In Albemarle’s Places29 Master Plan, which is part of the county’s Comprehensive Plan, most of the property is shown on the future land use map as urban density residential, which recommends density of between six and 34 units per acre. A portion of the property along U.S. 29 is designated as open space.
The proposal is to build approximately 19.7 units per acre, according to county staff.
The Comprehensive Plan is the county’s guiding document for its long-term vision for land use and resource protection, and includes master plans for the designated development areas of the county. County staff and the Board of Supervisors look to the Comprehensive Plan as part of the rezoning process.
The apartments are being proposed to be in five buildings closer to the front of the development, while the townhouses are proposed to be two-over-two units, with one two-story townhouse on top of another, in eight buildings in the back of the property.
During the meeting, community members asked about the look of the development, school capacity, displacement of mobile home park residents, buffers and traffic, among other questions.
Valerie Long, an attorney with Williams-Mullen who is representing RST Development, said the application will have an advisory review by the county’s Architectural Review Board, as it’s along U.S. 29, which is an entrance corridor. Then, if it is ultimately approved by the Board of Supervisors, the portions of the development viewable from U.S. 29 would be reviewed by the ARB.
The school division has not yet provided comments about existing school capacity and how many students the proposed development could generate.

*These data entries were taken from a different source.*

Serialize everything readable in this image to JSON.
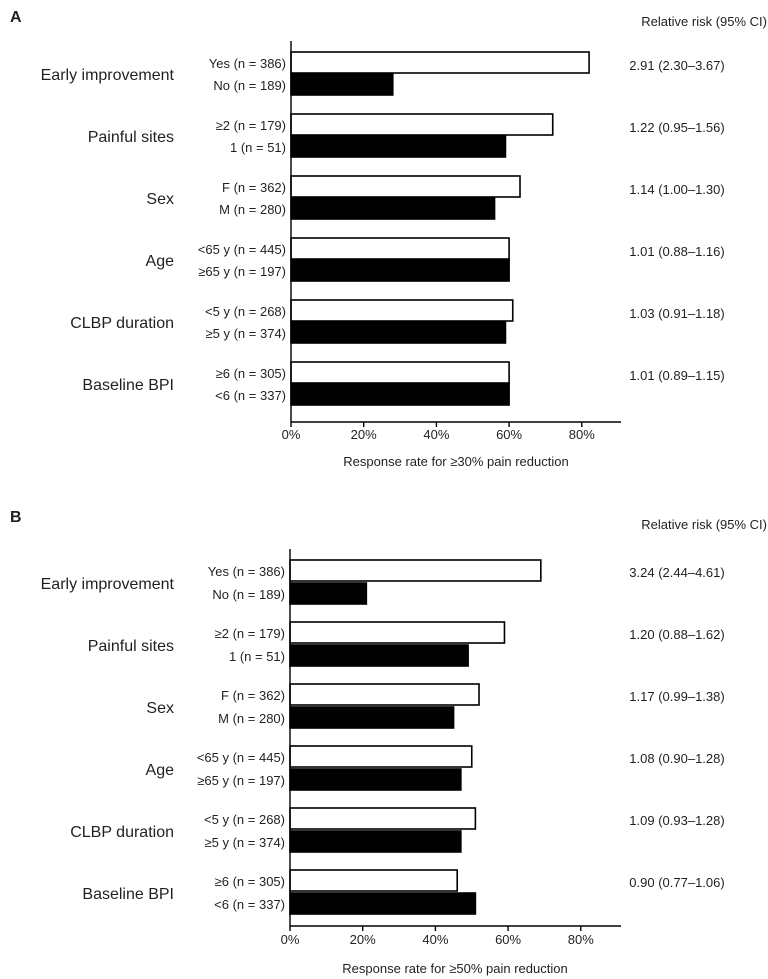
{
  "chart_data": [
    {
      "panel_label": "A",
      "type": "bar",
      "orientation": "horizontal",
      "rr_header": "Relative risk (95% CI)",
      "xlabel": "Response rate for ≥30% pain reduction",
      "xlim": [
        0,
        90
      ],
      "xticks": [
        "0%",
        "20%",
        "40%",
        "60%",
        "80%"
      ],
      "grid": false,
      "series": [
        {
          "fill": "#ffffff",
          "values": [
            82,
            72,
            63,
            60,
            61,
            60
          ]
        },
        {
          "fill": "#000000",
          "values": [
            28,
            59,
            56,
            60,
            59,
            60
          ]
        }
      ],
      "groups": [
        {
          "name": "Early improvement",
          "bars": [
            "Yes (n = 386)",
            "No (n = 189)"
          ],
          "rr": "2.91 (2.30–3.67)"
        },
        {
          "name": "Painful sites",
          "bars": [
            "≥2 (n = 179)",
            "1 (n = 51)"
          ],
          "rr": "1.22 (0.95–1.56)"
        },
        {
          "name": "Sex",
          "bars": [
            "F (n = 362)",
            "M (n = 280)"
          ],
          "rr": "1.14 (1.00–1.30)"
        },
        {
          "name": "Age",
          "bars": [
            "<65 y (n = 445)",
            "≥65 y (n = 197)"
          ],
          "rr": "1.01 (0.88–1.16)"
        },
        {
          "name": "CLBP duration",
          "bars": [
            "<5 y (n = 268)",
            "≥5 y (n = 374)"
          ],
          "rr": "1.03 (0.91–1.18)"
        },
        {
          "name": "Baseline BPI",
          "bars": [
            "≥6 (n = 305)",
            "<6 (n = 337)"
          ],
          "rr": "1.01 (0.89–1.15)"
        }
      ]
    },
    {
      "panel_label": "B",
      "type": "bar",
      "orientation": "horizontal",
      "rr_header": "Relative risk (95% CI)",
      "xlabel": "Response rate for ≥50% pain reduction",
      "xlim": [
        0,
        90
      ],
      "xticks": [
        "0%",
        "20%",
        "40%",
        "60%",
        "80%"
      ],
      "grid": false,
      "series": [
        {
          "fill": "#ffffff",
          "values": [
            69,
            59,
            52,
            50,
            51,
            46
          ]
        },
        {
          "fill": "#000000",
          "values": [
            21,
            49,
            45,
            47,
            47,
            51
          ]
        }
      ],
      "groups": [
        {
          "name": "Early improvement",
          "bars": [
            "Yes (n = 386)",
            "No (n = 189)"
          ],
          "rr": "3.24 (2.44–4.61)"
        },
        {
          "name": "Painful sites",
          "bars": [
            "≥2 (n = 179)",
            "1 (n = 51)"
          ],
          "rr": "1.20 (0.88–1.62)"
        },
        {
          "name": "Sex",
          "bars": [
            "F (n = 362)",
            "M (n = 280)"
          ],
          "rr": "1.17 (0.99–1.38)"
        },
        {
          "name": "Age",
          "bars": [
            "<65 y (n = 445)",
            "≥65 y (n = 197)"
          ],
          "rr": "1.08 (0.90–1.28)"
        },
        {
          "name": "CLBP duration",
          "bars": [
            "<5 y (n = 268)",
            "≥5 y (n = 374)"
          ],
          "rr": "1.09 (0.93–1.28)"
        },
        {
          "name": "Baseline BPI",
          "bars": [
            "≥6 (n = 305)",
            "<6 (n = 337)"
          ],
          "rr": "0.90 (0.77–1.06)"
        }
      ]
    }
  ]
}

Brookhill, a development currently under construction to the south of the site, is giving the county land that could be used for a future elementary school and about 60 acres on the other side of U.S. 29 for a future high school or other county uses.

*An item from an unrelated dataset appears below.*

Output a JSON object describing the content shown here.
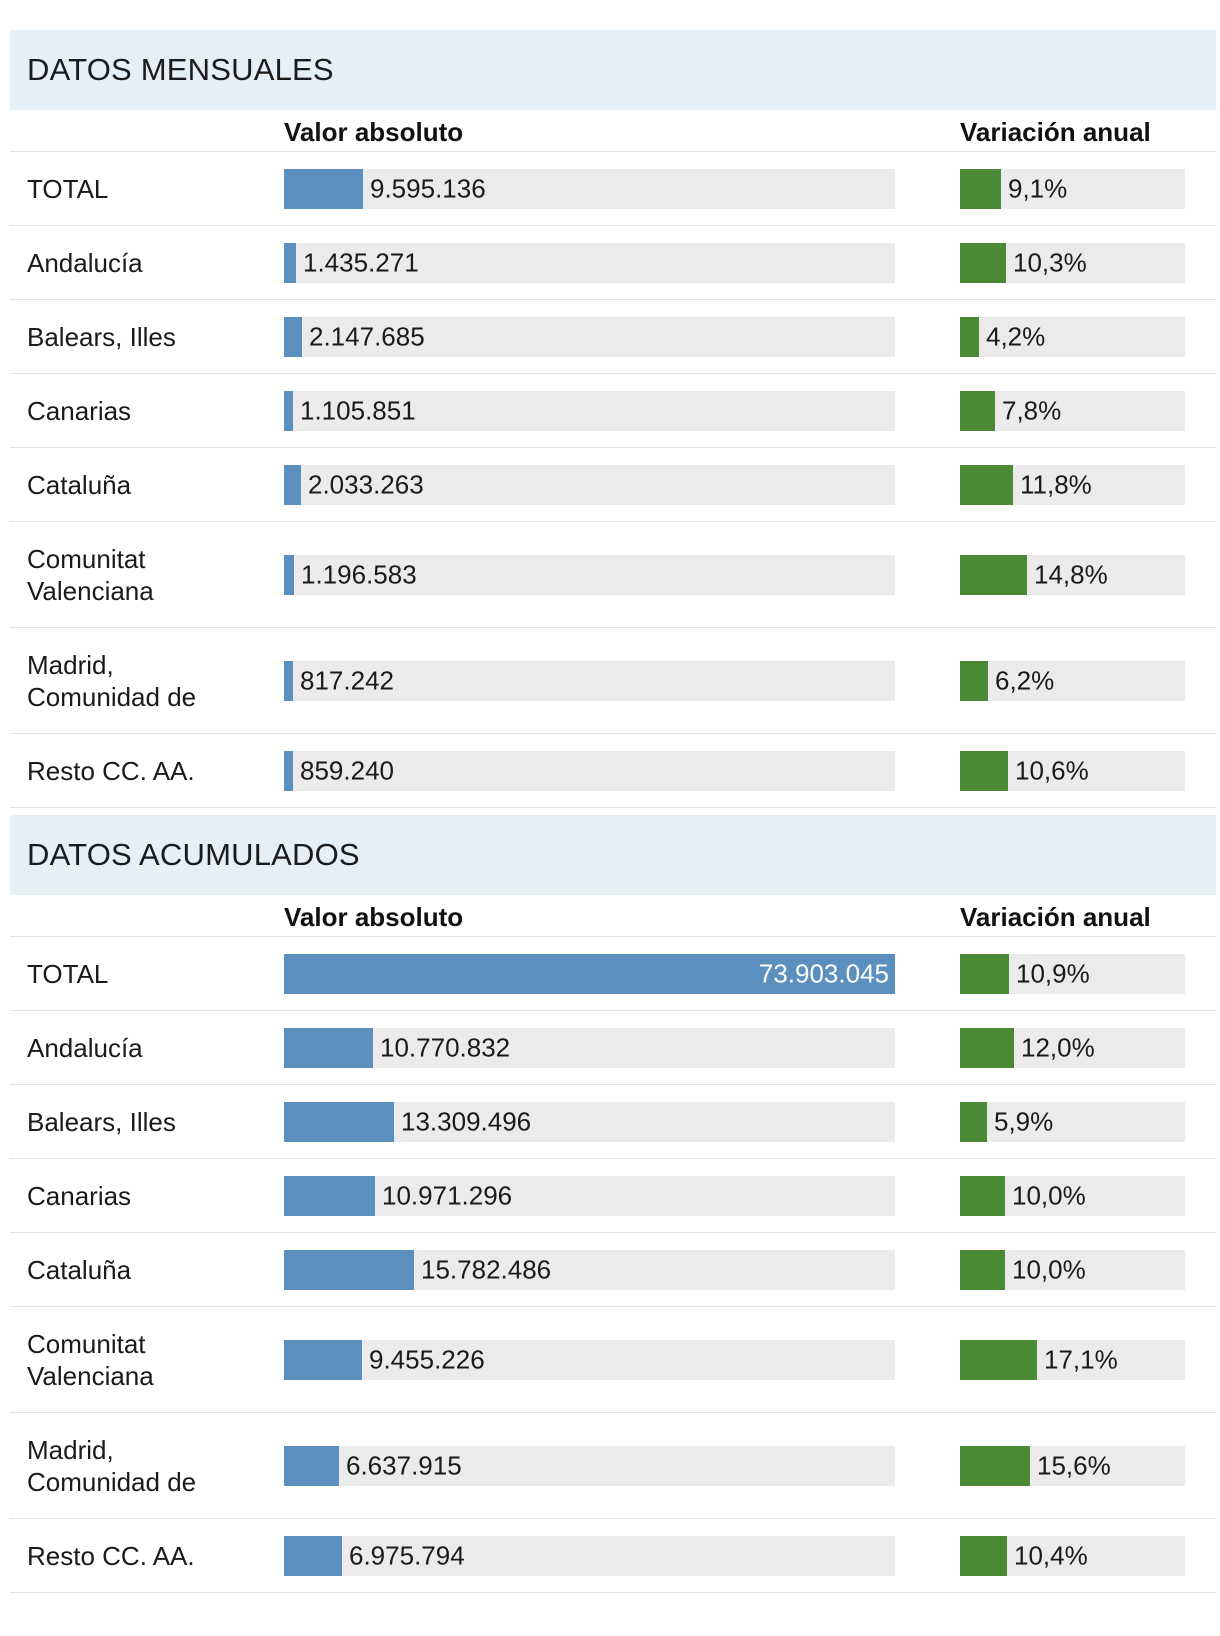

Long said a portion of the townhouses would be sold at affordable prices for people making 80% of area median income or lower. Current area median income for this area for a family is $93,900, according to the U.S. Department of Housing and Urban Development.

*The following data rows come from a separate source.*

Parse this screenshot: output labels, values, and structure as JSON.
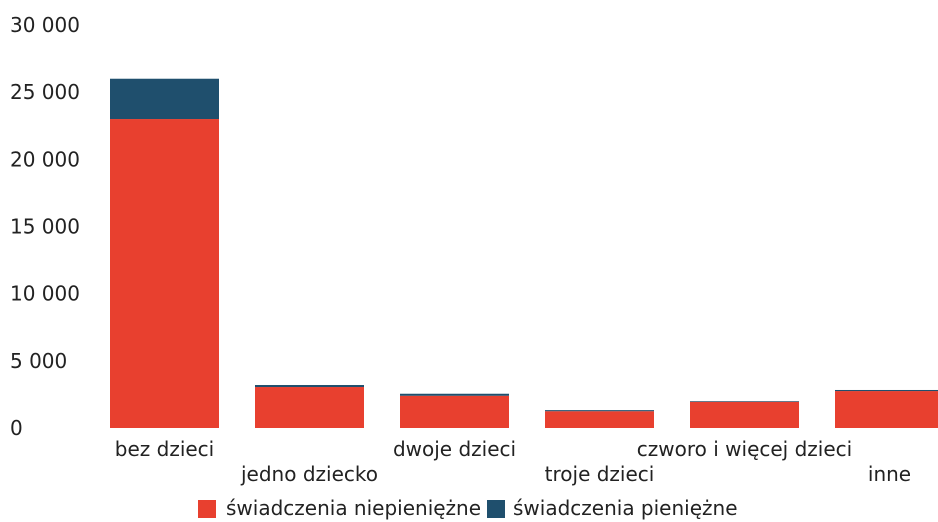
{
  "chart_data": {
    "type": "bar",
    "stacked": true,
    "categories": [
      "bez dzieci",
      "jedno dziecko",
      "dwoje dzieci",
      "troje dzieci",
      "czworo i więcej dzieci",
      "inne"
    ],
    "series": [
      {
        "name": "świadczenia niepieniężne",
        "color": "#e8402f",
        "values": [
          23000,
          3050,
          2400,
          1250,
          1950,
          2750
        ]
      },
      {
        "name": "świadczenia pieniężne",
        "color": "#1f4f6d",
        "values": [
          3000,
          150,
          150,
          80,
          50,
          80
        ]
      }
    ],
    "y_ticks": [
      "0",
      "5 000",
      "10 000",
      "15 000",
      "20 000",
      "25 000",
      "30 000"
    ],
    "ylim": [
      0,
      30000
    ],
    "legend_position": "bottom",
    "grid": false,
    "title": "",
    "xlabel": "",
    "ylabel": ""
  }
}
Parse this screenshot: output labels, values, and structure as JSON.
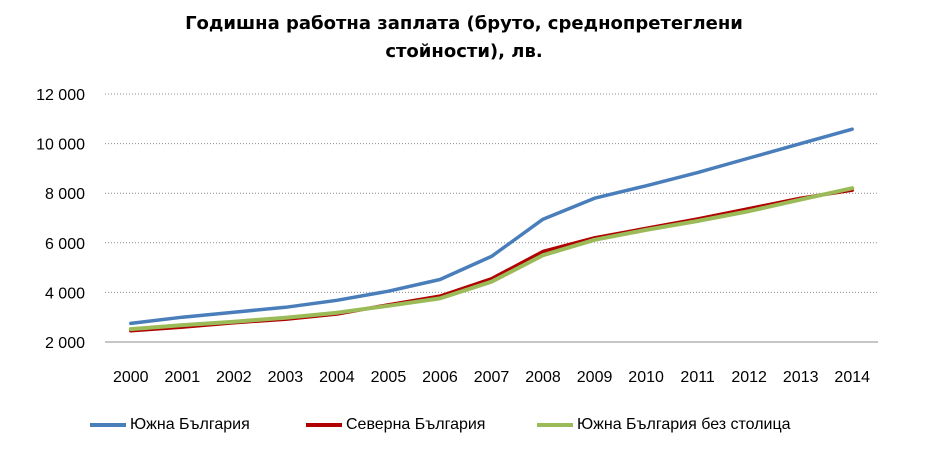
{
  "chart_data": {
    "type": "line",
    "title_lines": [
      "Годишна работна заплата (бруто, среднопретеглени",
      "стойности), лв."
    ],
    "xlabel": "",
    "ylabel": "",
    "categories": [
      "2000",
      "2001",
      "2002",
      "2003",
      "2004",
      "2005",
      "2006",
      "2007",
      "2008",
      "2009",
      "2010",
      "2011",
      "2012",
      "2013",
      "2014"
    ],
    "ylim": [
      2000,
      12000
    ],
    "yticks": [
      2000,
      4000,
      6000,
      8000,
      10000,
      12000
    ],
    "ytick_labels": [
      "2 000",
      "4 000",
      "6 000",
      "8 000",
      "10 000",
      "12 000"
    ],
    "grid": "horizontal dotted",
    "legend_position": "bottom",
    "series": [
      {
        "name": "Южна България",
        "color": "#4a7ebb",
        "values": [
          2750,
          3000,
          3200,
          3400,
          3680,
          4050,
          4520,
          5450,
          6950,
          7800,
          8300,
          8830,
          9420,
          10000,
          10580
        ]
      },
      {
        "name": "Северна България",
        "color": "#b00000",
        "values": [
          2450,
          2600,
          2780,
          2920,
          3130,
          3500,
          3850,
          4550,
          5650,
          6200,
          6580,
          6960,
          7380,
          7800,
          8120
        ]
      },
      {
        "name": "Южна България без столица",
        "color": "#9bbb59",
        "values": [
          2520,
          2680,
          2820,
          2980,
          3180,
          3460,
          3760,
          4430,
          5500,
          6120,
          6520,
          6880,
          7280,
          7740,
          8200
        ]
      }
    ]
  }
}
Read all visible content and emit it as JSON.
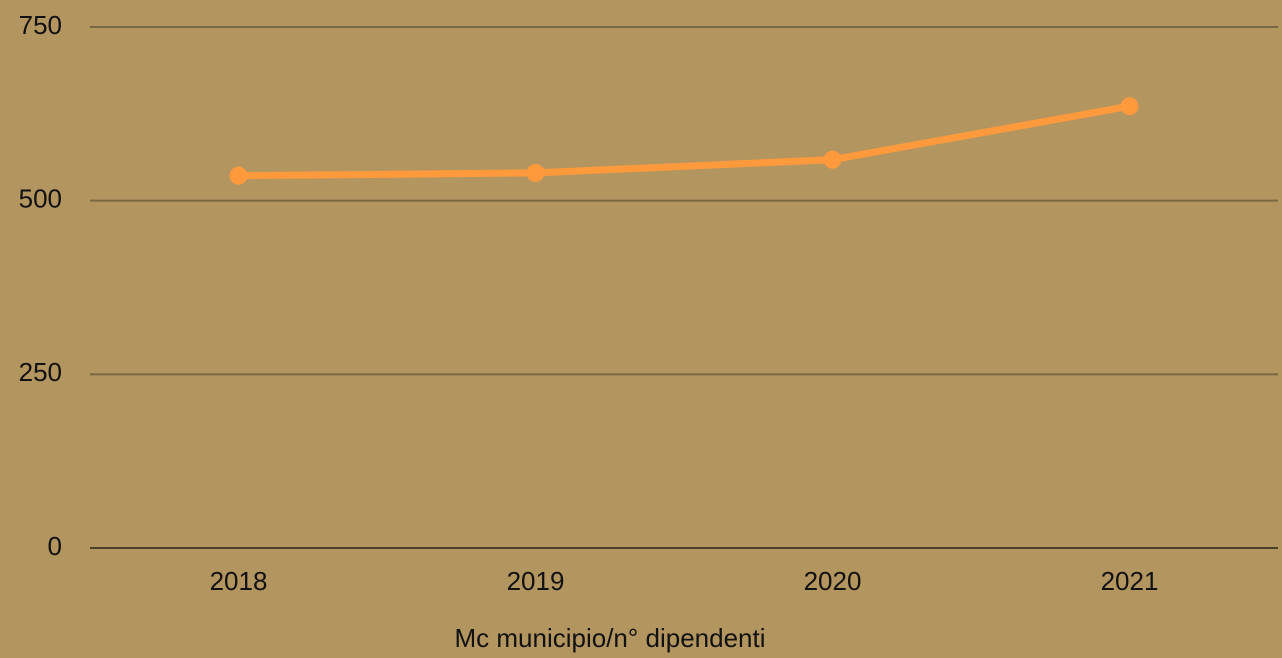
{
  "chart_data": {
    "type": "line",
    "categories": [
      "2018",
      "2019",
      "2020",
      "2021"
    ],
    "series": [
      {
        "name": "Mc municipio/n° dipendenti",
        "color": "#ff9a3c",
        "values": [
          536,
          540,
          559,
          636
        ]
      }
    ],
    "ylim": [
      0,
      750
    ],
    "yticks": [
      0,
      250,
      500,
      750
    ],
    "grid": true,
    "legend": "bottom"
  }
}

After the purchase of Ridgewood Mobile Home Park, RST Development gave current residents a deadline of November 30 to move.
Ahead of the meeting, Scott Copeland with RST Development said that the company is working internally to propose a plan to extend the period further, as it would not break ground on the project by that time, and it wants to provide as much time as possible.
“We are still working out the details, but most likely we would extend the period for an additional 90 days, and continue to reassess the timing as the project review process continues,” Copeland said. “We certainly want to continue working with the remaining residents to make the relocation process less onerous.”
In 2019, the Board of Supervisors passed an anti-displacement and tenant relocation assistance policy, and county staff are working to create a more detailed policy as part of Albemarle’s housing policy update.
Long said the developer is working to put together a relocation plan.
One resident was concerned about four-story townhouses being built behind his single family home.
“For this neighborhood that I’m in, which is a single family home neighborhood, to look out through a 20-foot buffer into four-story buildings, doesn’t seem very appealing to me,” Jeff Smith said. “We’re going to have serious light pollution and all kinds of congestion, just feet away from our single family home.”
Long said the current conceptual plan has a 20-foot buffer along the back side of the property, and that there would be additional land between the building and the property line for stormwater management facilities totaling 87 feet.
“We didn’t want to put the buildings right up against the property line, we wanted to keep them back an appropriate distance, so that they wouldn’t be right on top of each other,” Long said. “It’s fairly consistent with the distances involved from the Forest Lakes Townhomes.”
Public hearings for the proposal before the Planning Commission and Board of Supervisors have not yet been scheduled.